The cynic in me finds it hard to believe that Elon Musk did not know about how Bitcoin was being mined and I suspect that he may have tweeted about Bitcoin mining to mask the news that Tesla’s April vehicle sales in China were disappointing. I also found it interesting that Elon Musk said Tesla wouldn’t sell any Bitcoin and would resume using the cryptocurrency for transactions “as soon as mining transitions to more sustainable energy.” Interestingly, since the Cyptocurrency market was hit hard this week, it appeared to trigger a stock market recovery on Thursday, so at least Elon Musk helped Tesla stock recover a bit, despite its $1.5 billion Bitcoin investment.
[Navellier & Associates does own Tesla (NASDAQ:TSLA), for one client, per client request in managed accounts. Louis Navellier does not own TSLA personally.]2Q GDP Estimate
Confused? We all are. The inflation bubble moving through the U.S. economy was exposed this week.
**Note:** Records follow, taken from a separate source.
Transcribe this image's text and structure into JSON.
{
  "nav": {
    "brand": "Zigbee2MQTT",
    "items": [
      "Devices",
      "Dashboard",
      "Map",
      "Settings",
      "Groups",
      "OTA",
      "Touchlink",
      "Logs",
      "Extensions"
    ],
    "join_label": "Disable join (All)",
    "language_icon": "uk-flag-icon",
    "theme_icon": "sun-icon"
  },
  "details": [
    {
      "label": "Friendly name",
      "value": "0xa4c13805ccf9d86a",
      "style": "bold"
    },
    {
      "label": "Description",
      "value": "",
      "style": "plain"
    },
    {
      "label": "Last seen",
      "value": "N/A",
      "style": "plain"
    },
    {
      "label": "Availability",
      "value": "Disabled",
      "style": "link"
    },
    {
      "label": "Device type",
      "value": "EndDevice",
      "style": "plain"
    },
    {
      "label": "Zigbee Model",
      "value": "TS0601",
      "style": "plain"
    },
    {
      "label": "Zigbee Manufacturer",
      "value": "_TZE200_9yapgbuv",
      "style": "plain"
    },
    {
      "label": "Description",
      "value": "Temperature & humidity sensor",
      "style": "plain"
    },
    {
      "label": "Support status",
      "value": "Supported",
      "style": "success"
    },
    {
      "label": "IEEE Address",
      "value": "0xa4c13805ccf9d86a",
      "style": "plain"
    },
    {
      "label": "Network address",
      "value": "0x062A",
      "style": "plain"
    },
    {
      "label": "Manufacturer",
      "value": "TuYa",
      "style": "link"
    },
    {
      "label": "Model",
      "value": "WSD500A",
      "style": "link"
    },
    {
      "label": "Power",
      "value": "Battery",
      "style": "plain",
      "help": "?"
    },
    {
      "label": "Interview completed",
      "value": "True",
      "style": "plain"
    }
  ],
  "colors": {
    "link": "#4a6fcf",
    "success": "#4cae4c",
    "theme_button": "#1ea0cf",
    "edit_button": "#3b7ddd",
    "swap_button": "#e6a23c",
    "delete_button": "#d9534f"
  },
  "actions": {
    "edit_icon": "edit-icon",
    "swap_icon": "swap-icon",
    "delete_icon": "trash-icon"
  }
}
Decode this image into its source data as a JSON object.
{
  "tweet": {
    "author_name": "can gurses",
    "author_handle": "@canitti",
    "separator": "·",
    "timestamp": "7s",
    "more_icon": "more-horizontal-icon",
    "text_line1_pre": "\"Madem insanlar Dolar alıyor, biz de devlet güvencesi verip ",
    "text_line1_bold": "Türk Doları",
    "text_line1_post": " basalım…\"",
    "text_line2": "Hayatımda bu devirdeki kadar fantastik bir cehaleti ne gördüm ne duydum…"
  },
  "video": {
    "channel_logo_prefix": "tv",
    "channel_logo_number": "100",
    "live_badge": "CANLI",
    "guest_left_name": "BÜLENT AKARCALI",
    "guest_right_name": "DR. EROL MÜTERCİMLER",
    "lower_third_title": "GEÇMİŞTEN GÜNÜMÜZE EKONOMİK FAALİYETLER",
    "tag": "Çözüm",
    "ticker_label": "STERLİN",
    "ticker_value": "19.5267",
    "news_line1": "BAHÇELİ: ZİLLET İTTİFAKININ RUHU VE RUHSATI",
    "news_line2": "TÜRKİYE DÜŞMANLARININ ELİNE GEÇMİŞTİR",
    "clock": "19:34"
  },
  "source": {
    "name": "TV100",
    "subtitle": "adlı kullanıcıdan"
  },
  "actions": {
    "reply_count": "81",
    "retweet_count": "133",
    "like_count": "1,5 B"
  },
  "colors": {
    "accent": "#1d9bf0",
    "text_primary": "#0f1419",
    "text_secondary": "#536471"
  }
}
I mentioned on a podcast that the financial markets will want to hear from the Fed now that its 2.4% threshold has been breached. Fortunately, the U.S. economy is booming and according to the Atlanta Fed now growing at an 11% annual pace in the second quarter. Key economic data, like Friday’s retail sales report will cause the Atlanta Fed to revise its second quarter GDP estimate.
On the heels of Friday’s employment report, there was wild trading in Treasury futures, as the 267,000 new jobs missed badly on the million-plus estimate for a rise in non-farm payrolls.
Looking at the 10-year Treasury yield action last Friday purely from a trading perspective – bonds closed up on the day after yields dipped well below 1.50% on the shocking payrolls news – indicates that there are big sellers of Treasury bonds lurking beneath the surface, trying to take any advantage in price spikes.
I think the Nasdaq Composite will trade to its March 2021 lows by the end of the second quarter as interest rates rise in the U.S. Bull market corrections to a rising 200-day moving average are healthy and we are overdue for one. Many technology stocks ran up into their good earnings reports and then sold off, which feels like a “tired tape” to me – to use some trading terminology.
Due to rising interest rates, similar to what we saw in 2018, we should see volatility with an upside bias in the stock market by the end of 2021. The problem in 2018 was that the Fed was pushing long-term rates higher. These days, the bond market is pushing them instead, which should bring a more benign outcome.
The Problem With Gold
When gold bullion traded under $1,700 per ounce at the end of March, it generated quite a few phone calls from investors asking if they should “get out” of gold. My answer then, which is still the case, is that I expect to see a fresh all-time high for gold bullion by the end of 2021.
The problem with gold in the first quarter was that rising interest rates and a firm dollar were pressuring gold bullion while many industrial metals were surging. Industrial metals are still surging, and interest rates may rise some more, but I think “real” (after inflation) Treasury yields will remain negative and may actually make new lows in real (after inflation) terms, as inflation will rise faster than long-term rates.
If the 10-year Treasury goes to 2.5% this year and the U.S. inflation rate goes to 5% or 6%, then real rates will make a 52-week low, which is bullish for gold bullion. Any Treasury yield spikes above 2% should make trading in gold bullion and equities messy, but I think we’ll see an upside bias by the end of 2021.